The analysis performed by the optimizer can be simplified by assuming a constant door mass. However, the mass of the door must be determined at system startup. In practice, the value of 20 is obtained as the mass of the model, which is obtained, for example, as an average of the mass obtained from the first door operation of each layer 20. After this ··· "training period", the optimization and the task is to find the values for two unknown parameters, the friction resistance of the door movement and the force caused by the door tilt, ··· # 2 5. Now, the computational workload • · is reduced and parameter search easier. After a training period in this example of the present invention, the method functions like the method of Figure 3, with the difference that md is now a fixed constant para · · · · f 30 meter and that ek and E are both functions of two variables:.

• · · •

• I

I ·

I · I

One example of a typical door failure condition-

• I

·; ** there is a defect in the roller bearing bearing the door • • ·: 35 so that the door cannot slide smoothly over the roller. In such a situation, the frictional force of the door mechanism increases, depending on the mode of failure, either by leapfrogging or slowly over time. From this information, one need can be inferred from the need for maintenance and when.
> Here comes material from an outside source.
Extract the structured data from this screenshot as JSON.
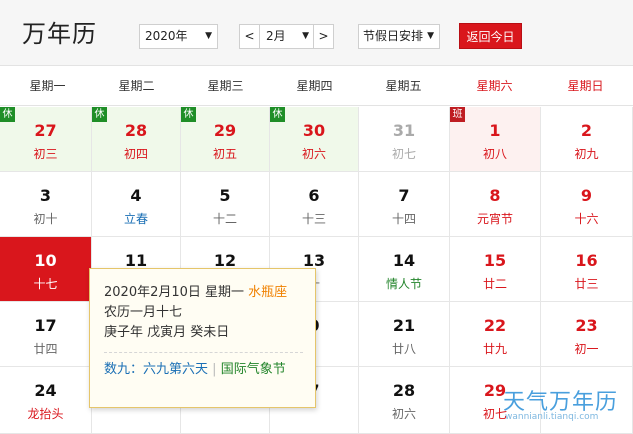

5 Another possible type of fault is the door shutter failure. This may be due, for example, to the fact that, due to maintenance, the sealing weight has been removed and it has not been remembered to reinstall it. One of the causes of failure may be a break in the closing weight wire. Such a fault 10 manifests itself in the sudden and strong increase in the force Ftiit due to the heeling. It can be concluded that such a strong inclination of the door is not due to the actual inclination but to the loss of closing force. In this connection, there follows a need to automate the inferred state of the closure device 15 by any suitable method. Genetic algorithms can be used for this purpose. These algorithms can simultaneously determine both the correct door model (with or without a shutter) and unknown vo-2 0 mat ijxooor and Ftilt. While Genetic optimizes and seeks frictional and tilt forces, it finds the system model that produces the lowest tilt force.

* »» · • · • * <«·

The principle of genetic algorithms is to create artificial • · ... # 25 evolution by processor computational logic. The question is how to change the characteristics of a 'population' ('genes;'; ϊ them ') to get the most favorable' ·· ** result ("phenotype"). The process of change, the gene in your operations, is used. " strongest members of the population:: "survive" and their traits are inherited to the next generations. In the example of the method according to the present invention, the population is a set of models *; · One parameter vector corresponds to one chromosome in each of these 35 cases. Each chromosome has · · genes. Each gene in this context corresponds to one of the estimated model parameters, which are now 16116132 device operation, door frictional force and door tilt force. These three genes together can be called a phenotype, and the genetic algorithm works by first generating a population with randomly selected 5 gene values. for omosomes, a "performance" or "goodness value" is calculated, which in this example is a squared error term calculated using the door dynamic model previously described. In the genetic algorithm, the search proceeds from generation to generation. From each Sulo dome, the most efficient chromosomes are selected for the next generation, i.e., those that give the least squared error term value. The next generation of the best options after selection will be created using crossbreeding and mutation. Genetic ope-15 results in a novel population in which the genotype of the chromosomes differs, in whole or in part, from the previous population. The new population is calculated for performance, or squared error terms, and continues to yield the best-performing chromosome. Next, let us examine whether the number of squared error terms converges (and converges) and whether enough generations have already been processed to ensure convergence. The last generation of par • • · Haan individual genes are seen as the end result of the emotional * ·, ···. 25 magnitudes of non-linear forces and operating mode of the shutter.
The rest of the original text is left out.